Women in particular grow up hearing Disney-fied fairy tales about Cinderella and Snow White, stories that inevitably end when the relationship begins; "happily ever after" is just an ellipsis. These docu-drama stories begin at "happily ever after" and end with "once upon a time," as Jamey Hatley wrote in describing Roxane Gay's dark fairy tale "An Untamed State," in which a woman finds Prince Charming and then faces challenges and tumult. In so many ways, marriage is no longer a "happily ever after." The divorce rate may be going down, but the illusion has already been shattered. Marriage is also increasingly delayed and even avoided altogether. And in our modern world, it is perhaps harder than ever to pretend that a husband actually makes a woman any safer.

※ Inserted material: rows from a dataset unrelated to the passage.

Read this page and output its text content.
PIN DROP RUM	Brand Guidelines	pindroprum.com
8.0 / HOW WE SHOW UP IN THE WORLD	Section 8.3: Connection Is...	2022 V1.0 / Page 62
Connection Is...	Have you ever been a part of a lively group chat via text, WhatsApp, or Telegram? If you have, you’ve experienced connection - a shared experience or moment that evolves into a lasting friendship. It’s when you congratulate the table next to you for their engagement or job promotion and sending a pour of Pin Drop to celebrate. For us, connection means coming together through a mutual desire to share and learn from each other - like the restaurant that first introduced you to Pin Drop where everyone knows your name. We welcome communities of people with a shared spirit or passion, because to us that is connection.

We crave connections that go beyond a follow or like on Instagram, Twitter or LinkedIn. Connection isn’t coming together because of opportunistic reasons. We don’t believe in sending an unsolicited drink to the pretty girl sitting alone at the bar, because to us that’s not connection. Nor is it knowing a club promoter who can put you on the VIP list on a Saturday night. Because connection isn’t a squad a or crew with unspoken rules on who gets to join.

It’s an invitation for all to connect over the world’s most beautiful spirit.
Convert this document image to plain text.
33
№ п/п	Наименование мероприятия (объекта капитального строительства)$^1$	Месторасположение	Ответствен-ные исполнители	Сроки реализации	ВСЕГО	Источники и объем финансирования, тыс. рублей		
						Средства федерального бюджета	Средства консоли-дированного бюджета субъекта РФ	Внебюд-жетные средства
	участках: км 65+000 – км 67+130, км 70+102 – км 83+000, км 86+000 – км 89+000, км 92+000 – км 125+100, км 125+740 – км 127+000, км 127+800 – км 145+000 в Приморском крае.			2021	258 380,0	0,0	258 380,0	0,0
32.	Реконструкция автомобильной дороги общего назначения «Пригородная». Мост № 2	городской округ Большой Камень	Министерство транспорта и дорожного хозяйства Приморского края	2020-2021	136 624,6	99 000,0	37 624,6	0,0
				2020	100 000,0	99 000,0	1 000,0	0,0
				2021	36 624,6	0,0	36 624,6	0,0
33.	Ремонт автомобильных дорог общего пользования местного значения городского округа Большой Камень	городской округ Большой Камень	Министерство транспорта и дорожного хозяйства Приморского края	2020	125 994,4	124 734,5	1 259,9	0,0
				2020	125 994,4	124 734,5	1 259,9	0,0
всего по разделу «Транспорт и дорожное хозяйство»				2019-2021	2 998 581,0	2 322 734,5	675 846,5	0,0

Of course, that only means that these "love gone wrong" stories are truer to what fairy tales used to be, which is to say: super-fucking-dark and twisted. Cannibalism, decapitation, incest? All within the purview of fairy tales. In the original "Sleeping Beauty," the princess was raped in her sleep by a king. Only, these real-life TV yarns inevitably end with a woman who survives and overcomes the wrongdoing of her husband. As Deutsch puts it, "The bad guy gets caught or comes to justice, and I think that’s very satisfying." And, let's be honest, that might feel a bit like an unrealistic, escapist fantasy, depending on the news that week.